Die Menschen hier sind meist etwas rauer, eben an Touristen gewoehnt, die ueber ihre Terassen latschen, vorbeischlurfen an ihren kleinen Berghaeuschen, da wird seltener gelaechelt oder zurueckgegruesst. Wer oft gruesst, obwohl sie die schwerste Arbeit haben, sind die Porter, die Traeger, die entweder 3 Rucksaecke auf einmal zusammengeschnuert auf ihrem Ruecken tragen oder Cola, Kartoffeln und alles andere Noetige hinauf in die Guesthouses der Berge schleppen. Meist sind sehen die Traeger anders aus als die Nepalesen, deren indischer Einschlag unuebersehbar ist. Die Traeger haben oft tibetische Vorfahren, auch wenn es im Annapurnagebiet selten Sherpas sind, die findet man eher um den Everest herum.

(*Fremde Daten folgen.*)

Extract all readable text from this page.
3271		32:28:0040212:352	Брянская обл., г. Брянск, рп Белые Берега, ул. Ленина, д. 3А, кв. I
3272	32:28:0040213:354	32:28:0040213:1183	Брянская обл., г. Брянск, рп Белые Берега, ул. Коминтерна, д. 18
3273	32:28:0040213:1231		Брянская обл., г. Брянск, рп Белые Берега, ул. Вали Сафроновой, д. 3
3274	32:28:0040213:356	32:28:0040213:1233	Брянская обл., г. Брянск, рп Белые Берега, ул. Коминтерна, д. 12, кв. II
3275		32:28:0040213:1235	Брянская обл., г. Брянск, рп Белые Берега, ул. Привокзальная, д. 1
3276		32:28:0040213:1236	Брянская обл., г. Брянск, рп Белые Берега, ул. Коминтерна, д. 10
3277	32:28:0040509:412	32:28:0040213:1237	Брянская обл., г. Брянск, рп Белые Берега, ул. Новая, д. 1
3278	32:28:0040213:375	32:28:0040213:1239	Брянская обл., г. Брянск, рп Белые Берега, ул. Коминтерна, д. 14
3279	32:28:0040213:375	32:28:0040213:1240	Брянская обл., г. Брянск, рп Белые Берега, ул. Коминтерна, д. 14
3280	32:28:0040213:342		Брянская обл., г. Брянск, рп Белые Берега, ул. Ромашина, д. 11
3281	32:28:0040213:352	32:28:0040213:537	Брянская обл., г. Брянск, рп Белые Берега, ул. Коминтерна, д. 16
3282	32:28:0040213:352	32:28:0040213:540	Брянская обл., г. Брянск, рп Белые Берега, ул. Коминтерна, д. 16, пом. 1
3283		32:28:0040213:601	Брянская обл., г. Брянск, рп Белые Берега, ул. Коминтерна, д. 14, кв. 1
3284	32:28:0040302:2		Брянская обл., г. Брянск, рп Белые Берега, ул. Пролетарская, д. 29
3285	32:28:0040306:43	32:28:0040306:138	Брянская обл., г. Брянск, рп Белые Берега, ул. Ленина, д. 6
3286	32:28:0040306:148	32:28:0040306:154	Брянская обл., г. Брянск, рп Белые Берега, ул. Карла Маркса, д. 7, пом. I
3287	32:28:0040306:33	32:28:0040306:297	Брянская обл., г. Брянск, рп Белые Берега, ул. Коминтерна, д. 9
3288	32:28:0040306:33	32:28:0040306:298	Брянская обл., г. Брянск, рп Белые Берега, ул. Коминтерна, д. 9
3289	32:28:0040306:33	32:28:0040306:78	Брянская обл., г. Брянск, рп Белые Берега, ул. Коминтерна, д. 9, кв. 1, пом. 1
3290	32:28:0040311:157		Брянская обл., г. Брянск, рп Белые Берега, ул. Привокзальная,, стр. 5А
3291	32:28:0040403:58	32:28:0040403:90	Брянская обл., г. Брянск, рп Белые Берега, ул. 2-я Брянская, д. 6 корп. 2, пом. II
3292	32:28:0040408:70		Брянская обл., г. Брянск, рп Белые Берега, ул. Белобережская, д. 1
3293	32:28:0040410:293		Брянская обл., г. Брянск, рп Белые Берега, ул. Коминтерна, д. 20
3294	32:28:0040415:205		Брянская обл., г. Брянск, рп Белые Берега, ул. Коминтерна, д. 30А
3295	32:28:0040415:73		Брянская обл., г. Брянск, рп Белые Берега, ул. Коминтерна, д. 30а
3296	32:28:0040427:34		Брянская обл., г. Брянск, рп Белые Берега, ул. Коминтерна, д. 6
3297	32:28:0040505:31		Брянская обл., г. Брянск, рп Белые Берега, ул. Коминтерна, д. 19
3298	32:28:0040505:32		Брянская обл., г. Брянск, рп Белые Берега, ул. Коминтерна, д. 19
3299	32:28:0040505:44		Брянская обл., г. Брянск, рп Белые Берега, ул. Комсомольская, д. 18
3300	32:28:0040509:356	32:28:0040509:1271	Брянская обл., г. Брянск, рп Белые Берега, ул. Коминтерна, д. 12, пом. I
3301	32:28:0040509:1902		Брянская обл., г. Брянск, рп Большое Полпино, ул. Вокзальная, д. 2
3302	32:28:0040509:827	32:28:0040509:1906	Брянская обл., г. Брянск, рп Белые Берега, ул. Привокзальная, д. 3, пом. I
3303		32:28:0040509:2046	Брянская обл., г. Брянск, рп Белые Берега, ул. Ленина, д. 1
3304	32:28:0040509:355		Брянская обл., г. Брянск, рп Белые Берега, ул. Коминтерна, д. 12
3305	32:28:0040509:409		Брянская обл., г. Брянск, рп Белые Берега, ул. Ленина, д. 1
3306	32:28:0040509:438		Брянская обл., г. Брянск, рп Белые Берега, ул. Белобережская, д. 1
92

In tieferen Gefilden krabbelt aber auch alles, was es in Tibet nicht gibt. So sitzt am ersten Abend eine respekteinfloessende Spinne an unserer Tuer, die zwar des Nachts rausgekrabbelt ist, morgens dann aber just in der Hoehe meiner Haare draussen am Tuerrahmen wartete, wieder eingelassen zu werden und dann via meiner Haarstraehne das auch schaffte. Wenigstens war ich dann wach ;-)



Nachdem der erste Tag recht entspannt begonnen hatte, wurde der 2. zur grossen Herausforderung. Es ging ungelogen tausende Steintreppchen bergauf und -ab. Und Tika war in Redeschwung. Nun lief ich schon immer als letzte von uns dreien, weil ich es nicht ausstehen kann, die Pickel der Trekkingstoecke Marcos schon in meinen Fersen zu spueren. Und mich nicht messen will, wer nun schneller ist. Dennoch bekam ich hinten natuerlich alles mit, was die Herren besprachen. Es war meist recht interessant, weil Tika wirklich viel ueber Flora und Fauna wusste, aber beim 10. Bluemchen war bei mir Schluss mit der Geduld, nein, ich bin nunmal nicht der Biologe hier, ich moechte weitergehen! Nur an manchen Straeuchern, die bei uns nur versteckt mit viel Licht und Liebe im Keller gedeihen, da bin ich natuerlich stehen geblieben ;-)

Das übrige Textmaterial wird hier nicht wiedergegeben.